Depuis quand la question de l’exposition des riverains aux produits phytos connaît une visibilité croissante ?

« La montée en puissance de la question de l’exposition des riverains aux pesticides depuis une dizaine d’années dans l’espace public semble liée à l’actualité juridique (lois, actions en justice), médiatique (reportages, documentaires, livres), politique (institutionnalisation de l’agroécologie), scientifique (études épidémiologiques, outils de mesure de l’exposition), citoyenne et associative (collectifs de riverains, associations type Générations Futures). »
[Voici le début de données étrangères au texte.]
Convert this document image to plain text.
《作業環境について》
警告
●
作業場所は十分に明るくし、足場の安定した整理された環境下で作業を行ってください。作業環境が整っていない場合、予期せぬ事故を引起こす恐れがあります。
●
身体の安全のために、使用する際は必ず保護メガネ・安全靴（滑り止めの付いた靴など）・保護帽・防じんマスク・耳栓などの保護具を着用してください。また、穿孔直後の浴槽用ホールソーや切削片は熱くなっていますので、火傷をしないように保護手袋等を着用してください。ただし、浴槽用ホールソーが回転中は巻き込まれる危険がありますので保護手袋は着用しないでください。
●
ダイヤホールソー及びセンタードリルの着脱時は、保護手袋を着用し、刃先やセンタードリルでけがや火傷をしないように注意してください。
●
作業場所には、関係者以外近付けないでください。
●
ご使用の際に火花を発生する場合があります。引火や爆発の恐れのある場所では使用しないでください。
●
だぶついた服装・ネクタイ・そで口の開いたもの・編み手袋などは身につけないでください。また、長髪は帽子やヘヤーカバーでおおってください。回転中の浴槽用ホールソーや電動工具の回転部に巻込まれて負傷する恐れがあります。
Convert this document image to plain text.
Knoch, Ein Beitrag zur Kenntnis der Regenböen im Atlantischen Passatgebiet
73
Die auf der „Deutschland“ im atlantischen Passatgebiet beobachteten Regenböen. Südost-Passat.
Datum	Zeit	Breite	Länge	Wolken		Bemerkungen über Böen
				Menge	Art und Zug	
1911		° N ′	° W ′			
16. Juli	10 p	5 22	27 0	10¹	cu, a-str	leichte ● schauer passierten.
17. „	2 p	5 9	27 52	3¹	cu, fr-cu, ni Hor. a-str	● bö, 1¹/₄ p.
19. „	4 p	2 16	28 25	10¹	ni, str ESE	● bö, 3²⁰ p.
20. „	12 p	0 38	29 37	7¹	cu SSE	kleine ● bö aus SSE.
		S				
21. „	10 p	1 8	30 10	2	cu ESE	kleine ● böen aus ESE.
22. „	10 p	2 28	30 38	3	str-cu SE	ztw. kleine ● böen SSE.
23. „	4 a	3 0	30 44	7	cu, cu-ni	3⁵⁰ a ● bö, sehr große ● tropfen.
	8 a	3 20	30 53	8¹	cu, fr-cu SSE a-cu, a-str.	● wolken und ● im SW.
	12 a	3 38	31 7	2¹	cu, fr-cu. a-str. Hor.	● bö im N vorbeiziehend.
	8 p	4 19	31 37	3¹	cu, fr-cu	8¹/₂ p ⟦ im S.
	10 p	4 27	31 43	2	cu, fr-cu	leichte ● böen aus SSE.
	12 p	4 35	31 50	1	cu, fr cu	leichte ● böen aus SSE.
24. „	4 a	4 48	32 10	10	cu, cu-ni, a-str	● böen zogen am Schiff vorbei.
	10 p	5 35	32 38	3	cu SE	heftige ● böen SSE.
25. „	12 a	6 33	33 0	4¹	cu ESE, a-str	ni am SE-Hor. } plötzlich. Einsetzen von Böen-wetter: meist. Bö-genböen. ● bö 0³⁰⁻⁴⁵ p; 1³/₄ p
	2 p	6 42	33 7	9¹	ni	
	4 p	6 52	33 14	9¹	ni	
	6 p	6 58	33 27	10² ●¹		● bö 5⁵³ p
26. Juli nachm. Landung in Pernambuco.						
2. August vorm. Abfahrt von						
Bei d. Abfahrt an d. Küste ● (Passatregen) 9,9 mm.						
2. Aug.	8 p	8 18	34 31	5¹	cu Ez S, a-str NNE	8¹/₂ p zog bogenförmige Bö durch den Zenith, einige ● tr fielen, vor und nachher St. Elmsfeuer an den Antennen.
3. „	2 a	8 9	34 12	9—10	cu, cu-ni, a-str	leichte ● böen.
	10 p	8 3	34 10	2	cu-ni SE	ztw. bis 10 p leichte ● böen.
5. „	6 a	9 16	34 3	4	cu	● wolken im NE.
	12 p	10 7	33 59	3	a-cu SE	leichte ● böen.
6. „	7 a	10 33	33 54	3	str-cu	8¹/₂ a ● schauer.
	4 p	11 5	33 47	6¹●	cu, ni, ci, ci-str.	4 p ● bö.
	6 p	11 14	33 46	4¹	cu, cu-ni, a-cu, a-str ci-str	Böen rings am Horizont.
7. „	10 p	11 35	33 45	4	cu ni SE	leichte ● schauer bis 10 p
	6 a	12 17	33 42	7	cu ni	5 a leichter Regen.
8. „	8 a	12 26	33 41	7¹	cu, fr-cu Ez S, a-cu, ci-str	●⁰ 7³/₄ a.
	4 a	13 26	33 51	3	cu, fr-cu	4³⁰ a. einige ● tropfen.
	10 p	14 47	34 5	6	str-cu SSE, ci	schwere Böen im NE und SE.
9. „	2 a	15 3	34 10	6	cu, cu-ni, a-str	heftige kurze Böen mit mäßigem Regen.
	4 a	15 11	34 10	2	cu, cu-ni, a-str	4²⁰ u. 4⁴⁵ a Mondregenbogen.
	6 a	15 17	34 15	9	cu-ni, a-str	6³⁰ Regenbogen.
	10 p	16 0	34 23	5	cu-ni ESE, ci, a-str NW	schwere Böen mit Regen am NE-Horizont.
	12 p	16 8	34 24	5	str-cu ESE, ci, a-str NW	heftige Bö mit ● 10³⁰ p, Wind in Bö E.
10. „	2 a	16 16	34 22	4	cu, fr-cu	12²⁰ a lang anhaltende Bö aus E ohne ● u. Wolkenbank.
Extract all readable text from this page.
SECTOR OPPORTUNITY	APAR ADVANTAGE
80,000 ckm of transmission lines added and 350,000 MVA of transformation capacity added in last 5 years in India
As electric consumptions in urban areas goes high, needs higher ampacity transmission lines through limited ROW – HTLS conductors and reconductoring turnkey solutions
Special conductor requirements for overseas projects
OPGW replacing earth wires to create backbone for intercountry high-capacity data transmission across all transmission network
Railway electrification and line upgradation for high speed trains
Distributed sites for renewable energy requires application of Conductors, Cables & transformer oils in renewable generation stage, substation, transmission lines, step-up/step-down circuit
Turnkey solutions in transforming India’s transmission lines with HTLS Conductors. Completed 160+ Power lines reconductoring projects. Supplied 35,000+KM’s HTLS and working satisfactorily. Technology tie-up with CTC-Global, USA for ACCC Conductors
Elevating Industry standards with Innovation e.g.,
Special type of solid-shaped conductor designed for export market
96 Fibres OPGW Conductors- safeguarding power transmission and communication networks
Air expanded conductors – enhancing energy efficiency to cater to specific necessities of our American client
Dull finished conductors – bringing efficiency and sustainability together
Quels sont les facteurs déclenchants ?

« Ils sont multiples, on peut citer :

  • La visibilité tardive de l’impact des produits phytos sur la santé des travailleurs ;
  • La montée des thématiques sanitaires et environnementales depuis les années quatre-vingt. Les pressions environnementales deviennent petit à petit un objet de préoccupation avec la prise en compte des externalités négatives des activités productives (industrielles et agricoles) et des scandales sanitaires environnementaux ;
  • Les mobilisations contre l’utilisation des pesticides mouvements citoyens et associatifs, qui émergent depuis une dizaine d’année ;
  • La recomposition de l’espace rural et l’évolution sociologique de l’occupation des sols. La rurbanisation (l’étalement urbain et la déconcentration des populations urbaines) accroît la visibilité du travail agricole en rapprochant les espaces de vie des espaces productifs. La montée en puissance de la fonction du cadre de vie résidentiel, récréatif et esthétique peut accentuer les sources de tensions entre personnes qui ont des usages différents du territoire. »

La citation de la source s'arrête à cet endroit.